Le « splash-splash » des bottes de Guillaume Duthion et Yann Traineau brise le silence hivernal de ce secteur bocager du sud-est de Dingé. Il y a encore quelques mois, il aurait fallu une barque aux deux techniciens des espaces naturels du Département pour se tenir au même endroit. Racheté en 2020 à un particulier qui y avait fait creuser un étang artificiel, un puits et construit une maison dans les années 1980, ce terrain de 7,5 hectares retrouve peu à peu sa vocation première. Et porte désormais à 50 hectares la surface totale de l’Espace naturel départemental du Marais de Vaux.
Un chantier hors norme
Quasi intégralement réalisés en régie par les services départementaux, les travaux de vidange, de remblayage, de dépollution et d’aménagement se sont étalés entre mars et décembre 2025 pour tenir compte des contraintes environnementales et météorologiques.
« Les mouvements de terre ont avoisiné les 12 000 m³, réalisés de A à Z par les services, précise Yann Traineau. Sept semaines de terrassement pour un chantier qui a beaucoup plu aux agents plutôt habitués à intervenir sur les bords de routes. »
Ce travail en régie – intégrant études, diagnostic, suivi écologique, définition du mode opératoire et technique, coordination et phasage des travaux – a permis de contenir le coût du chantier à 170 000 €, contre les 240 000 € initialement prévus. L’effacement de l’étang et des installations environnantes est loin d’être purement esthétique.

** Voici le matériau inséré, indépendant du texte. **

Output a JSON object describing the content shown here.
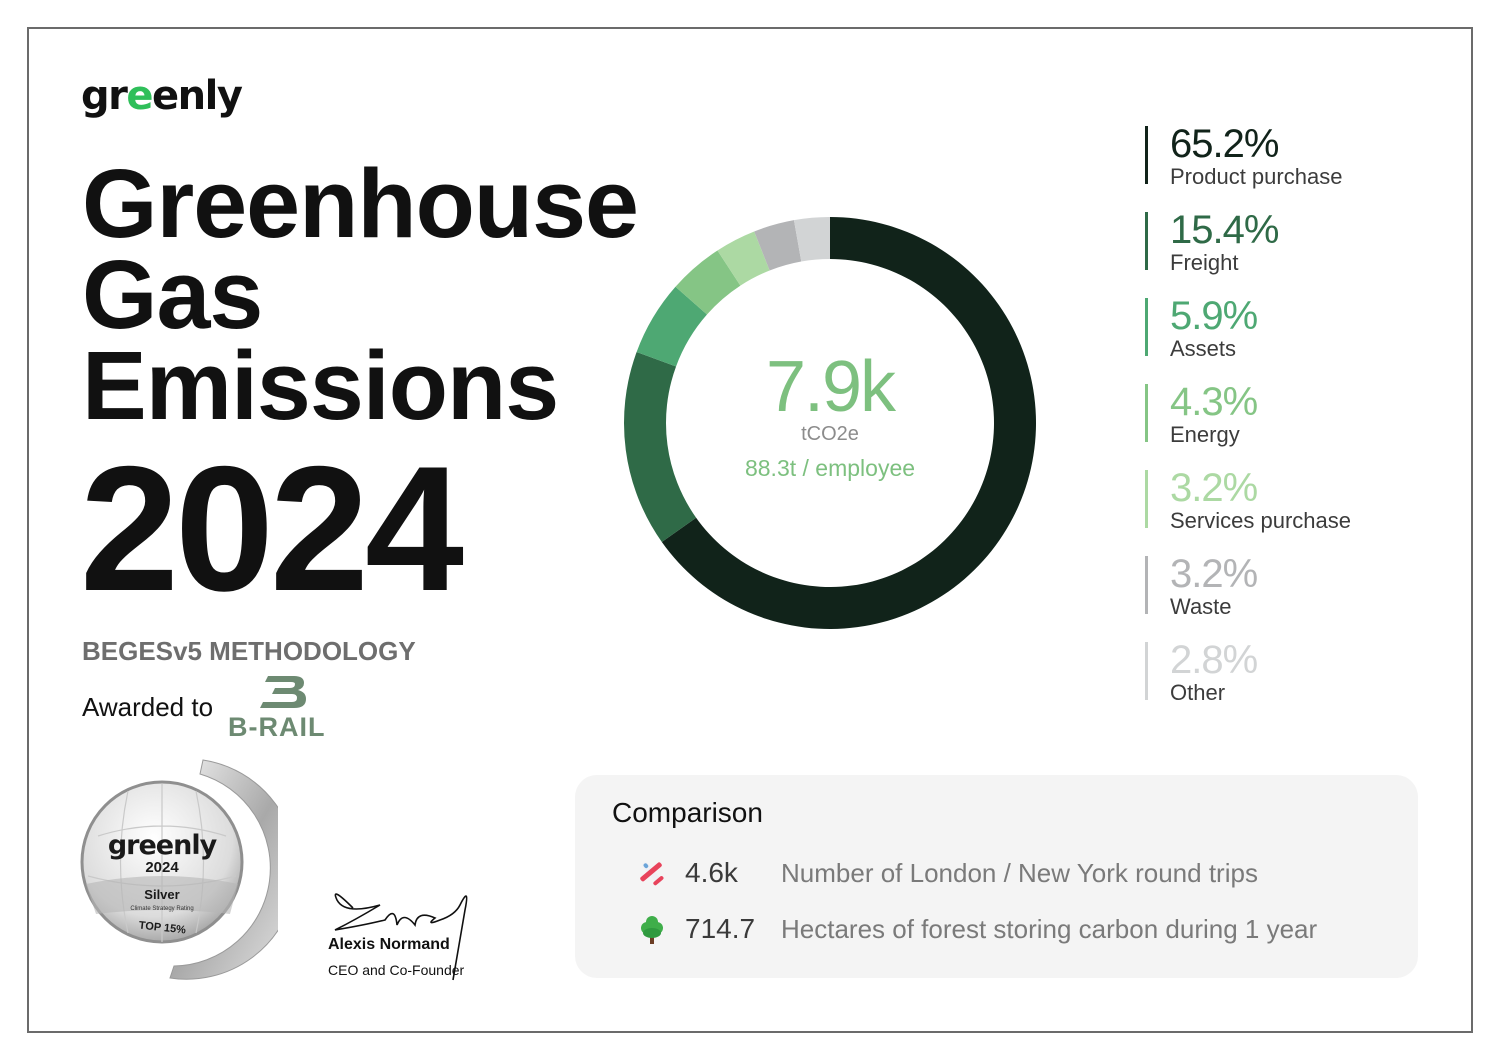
{
  "brand": {
    "logo_prefix": "gr",
    "logo_leaf": "e",
    "logo_suffix": "enly",
    "accent_color": "#2fbf5a"
  },
  "header": {
    "title_lines": [
      "Greenhouse",
      "Gas",
      "Emissions"
    ],
    "year": "2024",
    "methodology": "BEGESv5 METHODOLOGY",
    "awarded_to_label": "Awarded to",
    "company_name": "B-RAIL",
    "company_color": "#6d8a72"
  },
  "badge": {
    "brand": "greenly",
    "year": "2024",
    "level": "Silver",
    "subtitle": "Climate Strategy Rating",
    "rank": "TOP 15%"
  },
  "signature": {
    "name": "Alexis Normand",
    "role": "CEO and Co-Founder"
  },
  "summary": {
    "total": "7.9k",
    "unit": "tCO2e",
    "per_employee": "88.3t / employee"
  },
  "legend": {
    "items": [
      {
        "pct": "65.2%",
        "label": "Product purchase",
        "color": "#11231a"
      },
      {
        "pct": "15.4%",
        "label": "Freight",
        "color": "#2f6a47"
      },
      {
        "pct": "5.9%",
        "label": "Assets",
        "color": "#4ea873"
      },
      {
        "pct": "4.3%",
        "label": "Energy",
        "color": "#85c585"
      },
      {
        "pct": "3.2%",
        "label": "Services purchase",
        "color": "#acd9a3"
      },
      {
        "pct": "3.2%",
        "label": "Waste",
        "color": "#b3b4b6"
      },
      {
        "pct": "2.8%",
        "label": "Other",
        "color": "#d2d4d5"
      }
    ]
  },
  "comparison": {
    "title": "Comparison",
    "rows": [
      {
        "icon": "airplane-icon",
        "value": "4.6k",
        "description": "Number of London / New York round trips"
      },
      {
        "icon": "tree-icon",
        "value": "714.7",
        "description": "Hectares of forest storing carbon during 1 year"
      }
    ]
  },
  "chart_data": {
    "type": "pie",
    "variant": "donut",
    "title": "Greenhouse Gas Emissions 2024",
    "center_label": "7.9k tCO2e",
    "center_sublabel": "88.3t / employee",
    "start_angle": "12 o'clock, clockwise",
    "categories": [
      "Product purchase",
      "Freight",
      "Assets",
      "Energy",
      "Services purchase",
      "Waste",
      "Other"
    ],
    "values": [
      65.2,
      15.4,
      5.9,
      4.3,
      3.2,
      3.2,
      2.8
    ],
    "colors": [
      "#11231a",
      "#2f6a47",
      "#4ea873",
      "#85c585",
      "#acd9a3",
      "#b3b4b6",
      "#d2d4d5"
    ],
    "unit": "%",
    "legend_position": "right"
  }
}
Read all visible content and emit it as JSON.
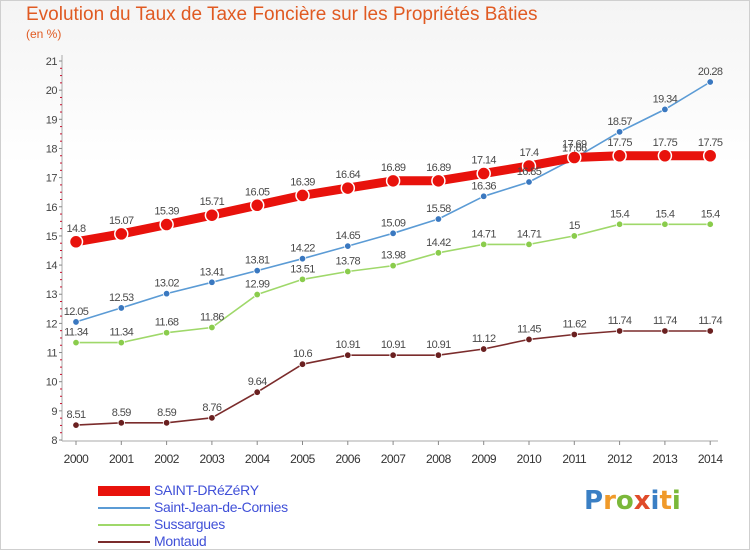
{
  "title": "Evolution du Taux de Taxe Foncière sur les Propriétés Bâties",
  "unit_label": "(en %)",
  "logo": {
    "text": "Proxiti",
    "letters": [
      "P",
      "r",
      "o",
      "x",
      "i",
      "t",
      "i"
    ],
    "colors": [
      "#3a7fc4",
      "#f09a2a",
      "#7bb83a",
      "#e04b2a",
      "#3a7fc4",
      "#f09a2a",
      "#7bb83a"
    ]
  },
  "chart_data": {
    "type": "line",
    "title": "Evolution du Taux de Taxe Foncière sur les Propriétés Bâties",
    "ylabel": "(en %)",
    "x": [
      "2000",
      "2001",
      "2002",
      "2003",
      "2004",
      "2005",
      "2006",
      "2007",
      "2008",
      "2009",
      "2010",
      "2011",
      "2012",
      "2013",
      "2014"
    ],
    "ylim": [
      8,
      21
    ],
    "yticks": [
      "8",
      "9",
      "10",
      "11",
      "12",
      "13",
      "14",
      "15",
      "16",
      "17",
      "18",
      "19",
      "20",
      "21"
    ],
    "grid": false,
    "legend_position": "bottom-left",
    "series": [
      {
        "name": "SAINT-DRéZéRY",
        "color": "#e8120c",
        "emphasis": true,
        "values": [
          14.8,
          15.07,
          15.39,
          15.71,
          16.05,
          16.39,
          16.64,
          16.89,
          16.89,
          17.14,
          17.4,
          17.69,
          17.75,
          17.75,
          17.75
        ],
        "labels": [
          "14.8",
          "15.07",
          "15.39",
          "15.71",
          "16.05",
          "16.39",
          "16.64",
          "16.89",
          "16.89",
          "17.14",
          "17.4",
          "17.69",
          "17.75",
          "17.75",
          "17.75"
        ]
      },
      {
        "name": "Saint-Jean-de-Cornies",
        "color": "#5b9bd5",
        "marker": "#3a78c0",
        "values": [
          12.05,
          12.53,
          13.02,
          13.41,
          13.81,
          14.22,
          14.65,
          15.09,
          15.58,
          16.36,
          16.85,
          17.66,
          18.57,
          19.34,
          20.28
        ],
        "labels": [
          "12.05",
          "12.53",
          "13.02",
          "13.41",
          "13.81",
          "14.22",
          "14.65",
          "15.09",
          "15.58",
          "16.36",
          "16.85",
          "17.66",
          "18.57",
          "19.34",
          "20.28"
        ]
      },
      {
        "name": "Sussargues",
        "color": "#9fd86a",
        "marker": "#8acc4c",
        "values": [
          11.34,
          11.34,
          11.68,
          11.86,
          12.99,
          13.51,
          13.78,
          13.98,
          14.42,
          14.71,
          14.71,
          15,
          15.4,
          15.4,
          15.4
        ],
        "labels": [
          "11.34",
          "11.34",
          "11.68",
          "11.86",
          "12.99",
          "13.51",
          "13.78",
          "13.98",
          "14.42",
          "14.71",
          "14.71",
          "15",
          "15.4",
          "15.4",
          "15.4"
        ]
      },
      {
        "name": "Montaud",
        "color": "#7b2c2c",
        "marker": "#6a2020",
        "values": [
          8.51,
          8.59,
          8.59,
          8.76,
          9.64,
          10.6,
          10.91,
          10.91,
          10.91,
          11.12,
          11.45,
          11.62,
          11.74,
          11.74,
          11.74
        ],
        "labels": [
          "8.51",
          "8.59",
          "8.59",
          "8.76",
          "9.64",
          "10.6",
          "10.91",
          "10.91",
          "10.91",
          "11.12",
          "11.45",
          "11.62",
          "11.74",
          "11.74",
          "11.74"
        ]
      }
    ]
  }
}
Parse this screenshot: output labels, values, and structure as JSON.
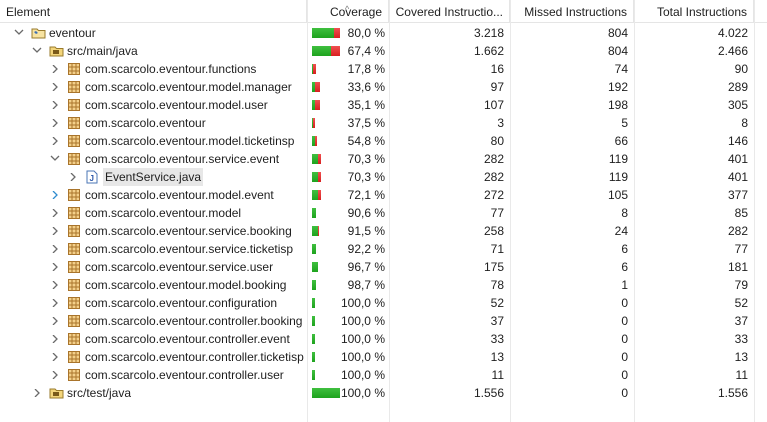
{
  "columns": {
    "element": "Element",
    "coverage": "Coverage",
    "covered": "Covered Instructio...",
    "missed": "Missed Instructions",
    "total": "Total Instructions"
  },
  "rows": [
    {
      "label": "eventour",
      "type": "project",
      "coverage": "80,0 %",
      "cov_fraction": 0.8,
      "covered": "3.218",
      "missed": "804",
      "total": "4.022",
      "twisty": "expanded"
    },
    {
      "label": "src/main/java",
      "type": "source-folder",
      "coverage": "67,4 %",
      "cov_fraction": 0.674,
      "covered": "1.662",
      "missed": "804",
      "total": "2.466",
      "twisty": "expanded"
    },
    {
      "label": "com.scarcolo.eventour.functions",
      "type": "package",
      "coverage": "17,8 %",
      "cov_fraction": 0.178,
      "covered": "16",
      "missed": "74",
      "total": "90",
      "twisty": "collapsed"
    },
    {
      "label": "com.scarcolo.eventour.model.manager",
      "type": "package",
      "coverage": "33,6 %",
      "cov_fraction": 0.336,
      "covered": "97",
      "missed": "192",
      "total": "289",
      "twisty": "collapsed"
    },
    {
      "label": "com.scarcolo.eventour.model.user",
      "type": "package",
      "coverage": "35,1 %",
      "cov_fraction": 0.351,
      "covered": "107",
      "missed": "198",
      "total": "305",
      "twisty": "collapsed"
    },
    {
      "label": "com.scarcolo.eventour",
      "type": "package",
      "coverage": "37,5 %",
      "cov_fraction": 0.375,
      "covered": "3",
      "missed": "5",
      "total": "8",
      "twisty": "collapsed"
    },
    {
      "label": "com.scarcolo.eventour.model.ticketinsp",
      "type": "package",
      "coverage": "54,8 %",
      "cov_fraction": 0.548,
      "covered": "80",
      "missed": "66",
      "total": "146",
      "twisty": "collapsed"
    },
    {
      "label": "com.scarcolo.eventour.service.event",
      "type": "package",
      "coverage": "70,3 %",
      "cov_fraction": 0.703,
      "covered": "282",
      "missed": "119",
      "total": "401",
      "twisty": "expanded"
    },
    {
      "label": "EventService.java",
      "type": "java-file",
      "coverage": "70,3 %",
      "cov_fraction": 0.703,
      "covered": "282",
      "missed": "119",
      "total": "401",
      "twisty": "collapsed"
    },
    {
      "label": "com.scarcolo.eventour.model.event",
      "type": "package",
      "coverage": "72,1 %",
      "cov_fraction": 0.721,
      "covered": "272",
      "missed": "105",
      "total": "377",
      "twisty": "collapsed-blue"
    },
    {
      "label": "com.scarcolo.eventour.model",
      "type": "package",
      "coverage": "90,6 %",
      "cov_fraction": 0.906,
      "covered": "77",
      "missed": "8",
      "total": "85",
      "twisty": "collapsed"
    },
    {
      "label": "com.scarcolo.eventour.service.booking",
      "type": "package",
      "coverage": "91,5 %",
      "cov_fraction": 0.915,
      "covered": "258",
      "missed": "24",
      "total": "282",
      "twisty": "collapsed"
    },
    {
      "label": "com.scarcolo.eventour.service.ticketisp",
      "type": "package",
      "coverage": "92,2 %",
      "cov_fraction": 0.922,
      "covered": "71",
      "missed": "6",
      "total": "77",
      "twisty": "collapsed"
    },
    {
      "label": "com.scarcolo.eventour.service.user",
      "type": "package",
      "coverage": "96,7 %",
      "cov_fraction": 0.967,
      "covered": "175",
      "missed": "6",
      "total": "181",
      "twisty": "collapsed"
    },
    {
      "label": "com.scarcolo.eventour.model.booking",
      "type": "package",
      "coverage": "98,7 %",
      "cov_fraction": 0.987,
      "covered": "78",
      "missed": "1",
      "total": "79",
      "twisty": "collapsed"
    },
    {
      "label": "com.scarcolo.eventour.configuration",
      "type": "package",
      "coverage": "100,0 %",
      "cov_fraction": 1.0,
      "covered": "52",
      "missed": "0",
      "total": "52",
      "twisty": "collapsed"
    },
    {
      "label": "com.scarcolo.eventour.controller.booking",
      "type": "package",
      "coverage": "100,0 %",
      "cov_fraction": 1.0,
      "covered": "37",
      "missed": "0",
      "total": "37",
      "twisty": "collapsed"
    },
    {
      "label": "com.scarcolo.eventour.controller.event",
      "type": "package",
      "coverage": "100,0 %",
      "cov_fraction": 1.0,
      "covered": "33",
      "missed": "0",
      "total": "33",
      "twisty": "collapsed"
    },
    {
      "label": "com.scarcolo.eventour.controller.ticketisp",
      "type": "package",
      "coverage": "100,0 %",
      "cov_fraction": 1.0,
      "covered": "13",
      "missed": "0",
      "total": "13",
      "twisty": "collapsed"
    },
    {
      "label": "com.scarcolo.eventour.controller.user",
      "type": "package",
      "coverage": "100,0 %",
      "cov_fraction": 1.0,
      "covered": "11",
      "missed": "0",
      "total": "11",
      "twisty": "collapsed"
    },
    {
      "label": "src/test/java",
      "type": "source-folder",
      "coverage": "100,0 %",
      "cov_fraction": 1.0,
      "covered": "1.556",
      "missed": "0",
      "total": "1.556",
      "twisty": "collapsed"
    }
  ],
  "colors": {
    "covered": "#2db82d",
    "missed": "#e53b3b",
    "selection": "#e7e7e7",
    "grid": "#e5e5e5"
  },
  "icons": {
    "project": "project-folder-icon",
    "source-folder": "source-folder-icon",
    "package": "package-icon",
    "java-file": "java-file-icon",
    "sort": "sort-indicator-icon"
  }
}
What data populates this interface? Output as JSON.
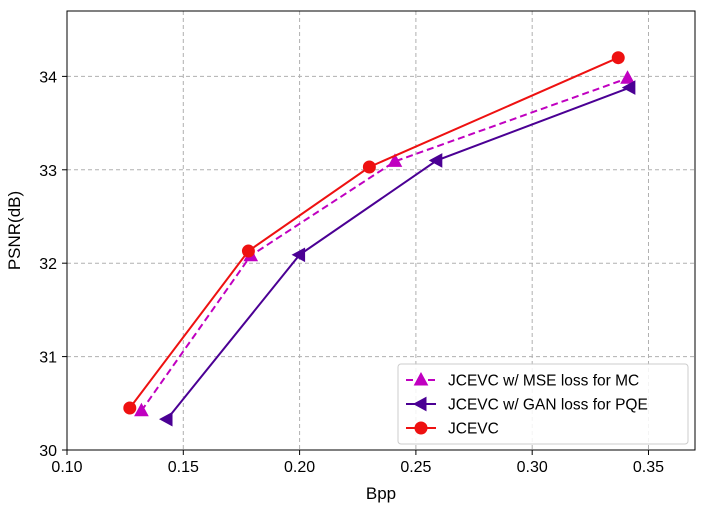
{
  "chart_data": {
    "type": "line",
    "xlabel": "Bpp",
    "ylabel": "PSNR(dB)",
    "xlim": [
      0.1,
      0.37
    ],
    "ylim": [
      30,
      34.7
    ],
    "xticks": [
      0.1,
      0.15,
      0.2,
      0.25,
      0.3,
      0.35
    ],
    "xtick_labels": [
      "0.10",
      "0.15",
      "0.20",
      "0.25",
      "0.30",
      "0.35"
    ],
    "yticks": [
      30,
      31,
      32,
      33,
      34
    ],
    "ytick_labels": [
      "30",
      "31",
      "32",
      "33",
      "34"
    ],
    "grid": true,
    "legend_position": "bottom-right",
    "series": [
      {
        "name": "JCEVC w/ MSE loss for MC",
        "color": "#c000c0",
        "line_style": "dashed",
        "marker": "triangle-up",
        "x": [
          0.132,
          0.179,
          0.241,
          0.341
        ],
        "y": [
          30.42,
          32.08,
          33.09,
          33.98
        ]
      },
      {
        "name": "JCEVC w/ GAN loss for PQE",
        "color": "#4b0094",
        "line_style": "solid",
        "marker": "triangle-left",
        "x": [
          0.143,
          0.2,
          0.259,
          0.342
        ],
        "y": [
          30.33,
          32.09,
          33.1,
          33.88
        ]
      },
      {
        "name": "JCEVC",
        "color": "#ee1111",
        "line_style": "solid",
        "marker": "circle",
        "x": [
          0.127,
          0.178,
          0.23,
          0.337
        ],
        "y": [
          30.45,
          32.13,
          33.03,
          34.2
        ]
      }
    ]
  }
}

« La zone est traversée par une nappe phréatique souterraine qui alimente deux ruisseaux de part et d’autre de la parcelle, ainsi que la rivière de l’Ille, en contrebas", explique Guillaume Duthion. La création de l’étang a perturbé cet écoulement en interceptant l’eau de la nappe, ce qui a entraîné la disparition des prairies humides et, avec elles, des habitats pour de nombreuses espèces.
Grenouilles rousses, tritons palmés et campagnols amphibies peuvent désormais reprendre possession du site grâce à la création de sept mares de profondeurs variées.
Un abri-gîte à chauves-souris et une dizaine d’hibernaculums (refuges pour l’hibernation) complètent ce projet qui illustre la volonté du Département de préserver la biodiversité locale.